As an emerging flexible-scale energy storage technology, underwater compressed gas energy storage (UW-CGES) is regarded as a promising energy storage option for offshore platforms, offshore renewable energy farms, islands, coastal cities, etc. Liquid accumulation often occurs in underwater gas transmission pipelines, which is a challenge to overcome. In this study, an experimental investigation is carried out on the pressure distribution characteristics of liquid accumulation flow in hilly terrain under the condition of Zero Net Liquid Flow. A slug flow pressure model with different inclination angles at four times is established and verified, and its error range is within ±20%. Analysis revealed that reduction and growth in pressure difference are related to the outflow of slug in an inclined pipe.

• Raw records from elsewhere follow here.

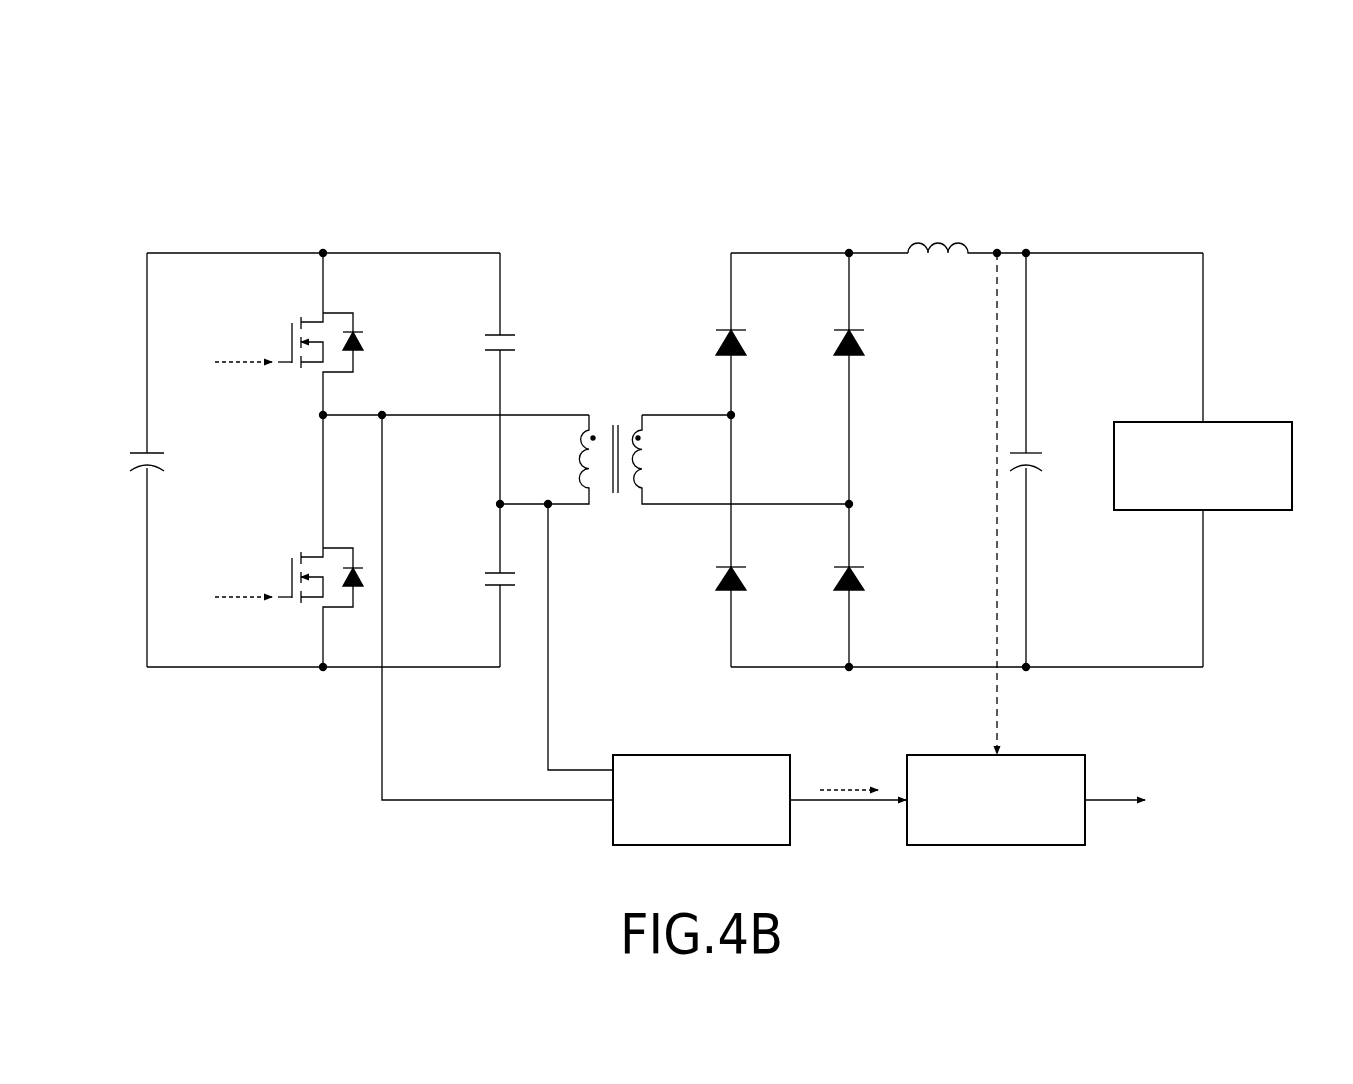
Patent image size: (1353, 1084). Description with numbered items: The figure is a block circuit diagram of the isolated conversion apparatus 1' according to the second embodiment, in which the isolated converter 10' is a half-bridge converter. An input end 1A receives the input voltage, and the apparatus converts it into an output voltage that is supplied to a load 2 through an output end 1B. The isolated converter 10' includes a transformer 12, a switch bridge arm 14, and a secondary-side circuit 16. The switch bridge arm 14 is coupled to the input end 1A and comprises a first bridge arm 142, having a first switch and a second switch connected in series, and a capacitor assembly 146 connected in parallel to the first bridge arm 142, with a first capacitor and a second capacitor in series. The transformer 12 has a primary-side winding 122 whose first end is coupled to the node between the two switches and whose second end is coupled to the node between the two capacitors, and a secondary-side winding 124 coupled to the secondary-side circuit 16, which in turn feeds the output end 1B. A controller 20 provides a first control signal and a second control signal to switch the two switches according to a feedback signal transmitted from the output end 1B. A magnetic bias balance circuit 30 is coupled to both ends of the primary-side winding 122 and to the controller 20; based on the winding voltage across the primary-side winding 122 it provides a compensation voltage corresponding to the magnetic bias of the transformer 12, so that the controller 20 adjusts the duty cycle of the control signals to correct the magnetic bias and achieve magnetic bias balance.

The isolated conversion apparatus 1' is at (700, 444).
The isolated converter 10' is at (645, 452).
The input end 1A is at (172, 251).
The switch bridge arm 14 is at (376, 232).
The first bridge arm 142 is at (322, 681).
The capacitor assembly 146 is at (499, 681).
The transformer 12 is at (615, 409).
The primary-side winding 122 is at (600, 492).
The secondary-side winding 124 is at (632, 492).
The secondary-side circuit 16 is at (821, 230).
The output end 1B is at (1013, 250).
The load 2 is at (1214, 428).
The magnetic bias balance circuit 30 is at (702, 765).
The controller 20 is at (1009, 762).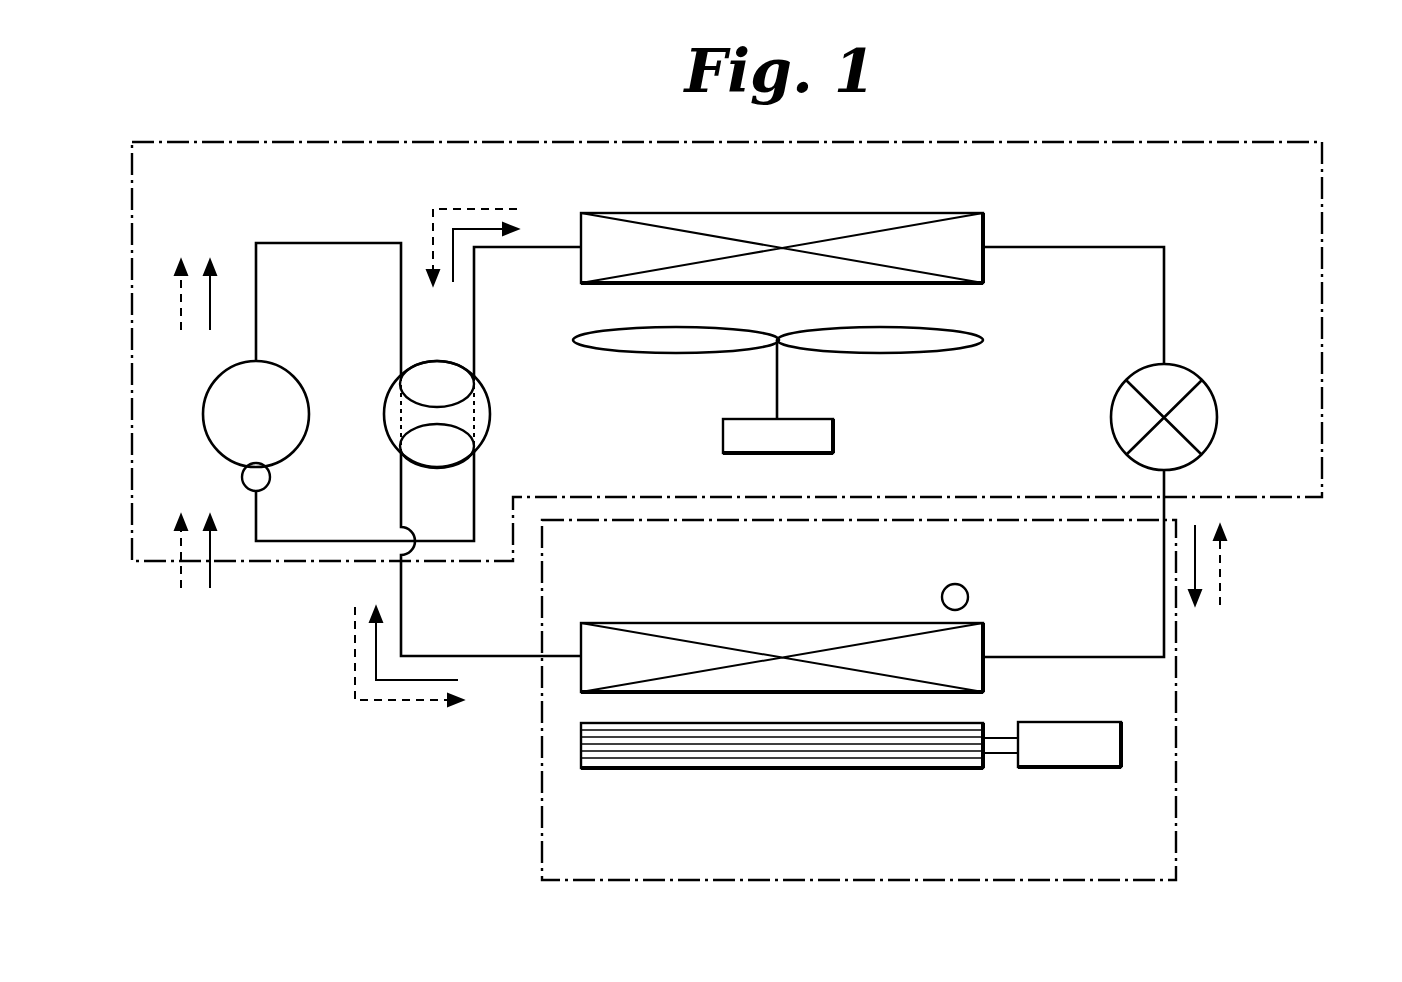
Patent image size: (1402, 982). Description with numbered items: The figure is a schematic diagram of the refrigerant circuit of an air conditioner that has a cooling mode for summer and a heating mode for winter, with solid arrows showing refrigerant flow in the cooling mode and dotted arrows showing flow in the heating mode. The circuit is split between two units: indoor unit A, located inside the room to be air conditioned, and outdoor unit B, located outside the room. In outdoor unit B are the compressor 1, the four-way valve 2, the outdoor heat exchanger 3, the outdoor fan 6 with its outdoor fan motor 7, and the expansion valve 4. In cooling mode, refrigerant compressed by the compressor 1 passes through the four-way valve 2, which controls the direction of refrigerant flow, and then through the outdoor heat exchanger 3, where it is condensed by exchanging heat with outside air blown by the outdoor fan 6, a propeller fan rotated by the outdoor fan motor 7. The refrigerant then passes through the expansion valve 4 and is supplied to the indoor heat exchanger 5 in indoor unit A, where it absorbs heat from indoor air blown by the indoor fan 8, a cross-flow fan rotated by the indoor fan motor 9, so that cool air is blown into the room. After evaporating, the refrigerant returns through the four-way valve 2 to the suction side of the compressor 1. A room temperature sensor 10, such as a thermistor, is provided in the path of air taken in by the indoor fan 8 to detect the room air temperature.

The compressor 1 is at (296, 373).
The four-way valve 2 is at (486, 400).
The outdoor heat exchanger 3 is at (778, 213).
The expansion valve 4 is at (1190, 373).
The indoor heat exchanger 5 is at (780, 623).
The outdoor fan 6 is at (970, 332).
The outdoor fan motor 7 is at (835, 432).
The indoor fan 8 is at (783, 770).
The indoor fan motor 9 is at (1075, 722).
The room temperature sensor 10 is at (953, 584).
The indoor unit A is at (1160, 698).
The outdoor unit B is at (1308, 222).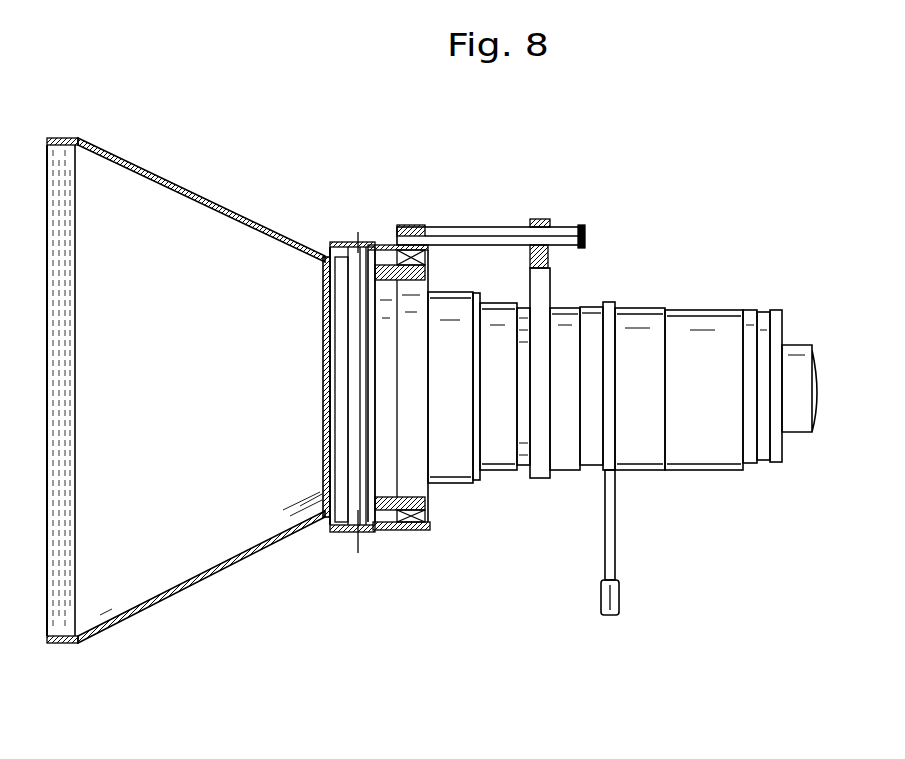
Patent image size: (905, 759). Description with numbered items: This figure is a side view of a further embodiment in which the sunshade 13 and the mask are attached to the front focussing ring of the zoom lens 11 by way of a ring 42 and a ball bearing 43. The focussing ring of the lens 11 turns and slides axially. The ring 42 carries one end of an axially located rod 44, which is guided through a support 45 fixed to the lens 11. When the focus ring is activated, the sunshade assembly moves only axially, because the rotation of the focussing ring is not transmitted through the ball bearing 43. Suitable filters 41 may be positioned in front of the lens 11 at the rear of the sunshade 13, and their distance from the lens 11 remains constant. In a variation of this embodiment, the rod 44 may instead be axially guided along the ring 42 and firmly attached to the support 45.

The lens 11 is at (636, 304).
The sunshade 13 is at (200, 200).
The filters 41 is at (342, 242).
The ring 42 is at (373, 540).
The ball bearing 43 is at (430, 518).
The rod 44 is at (447, 225).
The support 45 is at (530, 278).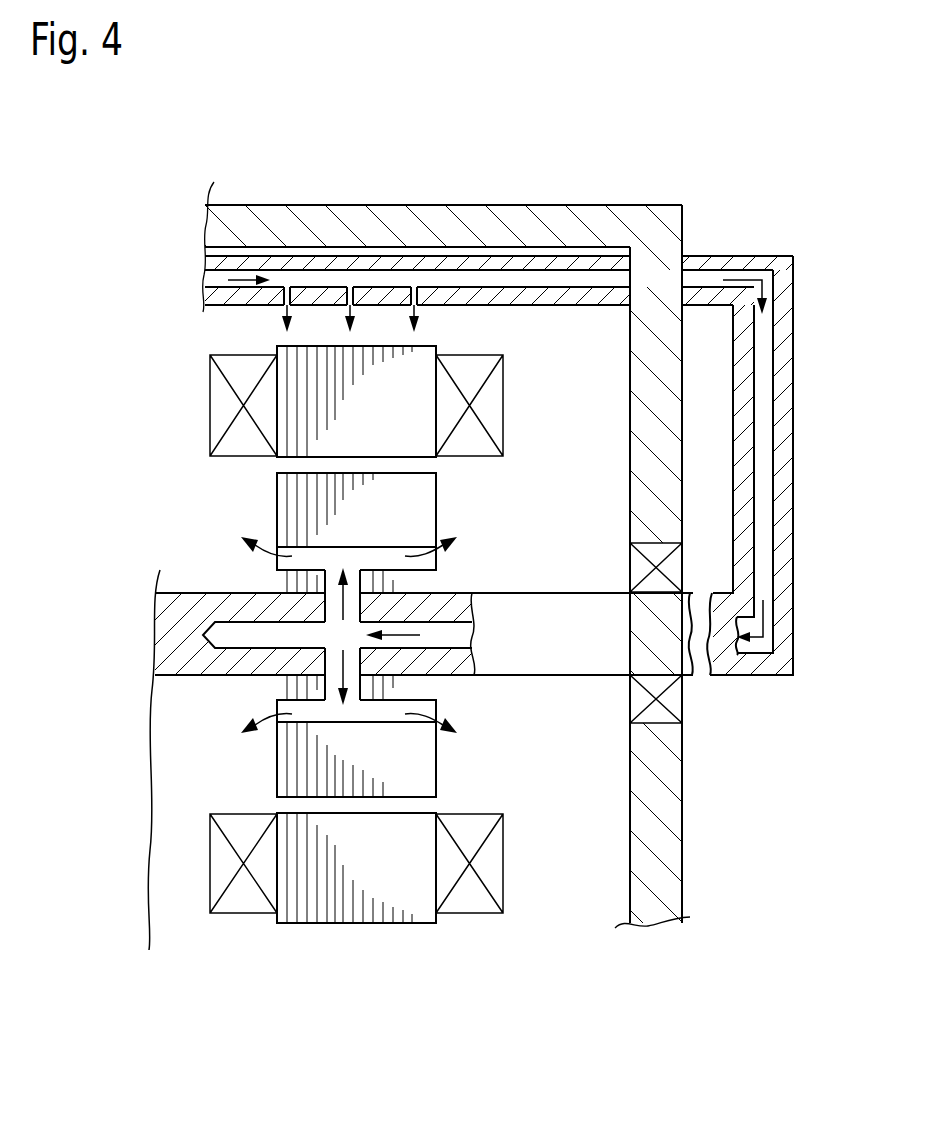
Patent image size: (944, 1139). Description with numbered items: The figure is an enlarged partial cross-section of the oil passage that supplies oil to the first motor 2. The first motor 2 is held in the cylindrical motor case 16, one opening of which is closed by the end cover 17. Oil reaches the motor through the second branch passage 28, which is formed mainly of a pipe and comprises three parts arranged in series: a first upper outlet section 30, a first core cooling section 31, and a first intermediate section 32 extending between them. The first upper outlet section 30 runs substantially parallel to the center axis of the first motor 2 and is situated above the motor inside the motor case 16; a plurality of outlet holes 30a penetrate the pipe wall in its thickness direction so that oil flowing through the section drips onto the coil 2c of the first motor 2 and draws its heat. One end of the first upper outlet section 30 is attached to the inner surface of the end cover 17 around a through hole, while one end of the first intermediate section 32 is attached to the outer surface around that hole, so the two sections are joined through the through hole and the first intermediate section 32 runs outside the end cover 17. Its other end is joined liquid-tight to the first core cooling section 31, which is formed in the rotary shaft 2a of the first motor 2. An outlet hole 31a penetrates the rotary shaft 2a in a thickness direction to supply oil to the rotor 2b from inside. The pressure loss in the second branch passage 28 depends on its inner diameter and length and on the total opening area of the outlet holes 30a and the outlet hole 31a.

The first motor 2 is at (164, 376).
The rotary shaft 2a is at (573, 668).
The rotor 2b is at (425, 497).
The coil 2c is at (210, 440).
The motor case 16 is at (403, 222).
The end cover 17 is at (665, 227).
The second branch passage 28 is at (802, 302).
The first upper outlet section 30 is at (520, 262).
The outlet holes 30a is at (351, 295).
The first core cooling section 31 is at (452, 645).
The outlet hole 31a is at (326, 665).
The first intermediate section 32 is at (787, 374).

A high-speed camera is used to capture the movement of liquid accumulation under Zero Net Liquid Flow (ZNLF) and record the associated dynamic parameters. By imaging the motion of liquid accumulation and detecting the pressure changes in the pipeline at various times, the pressure fluctuation in the pipeline at the slug flow cause is studied. Outcomes from this work can be leveraged to help further the development of underwater compressed gas energy storage technology.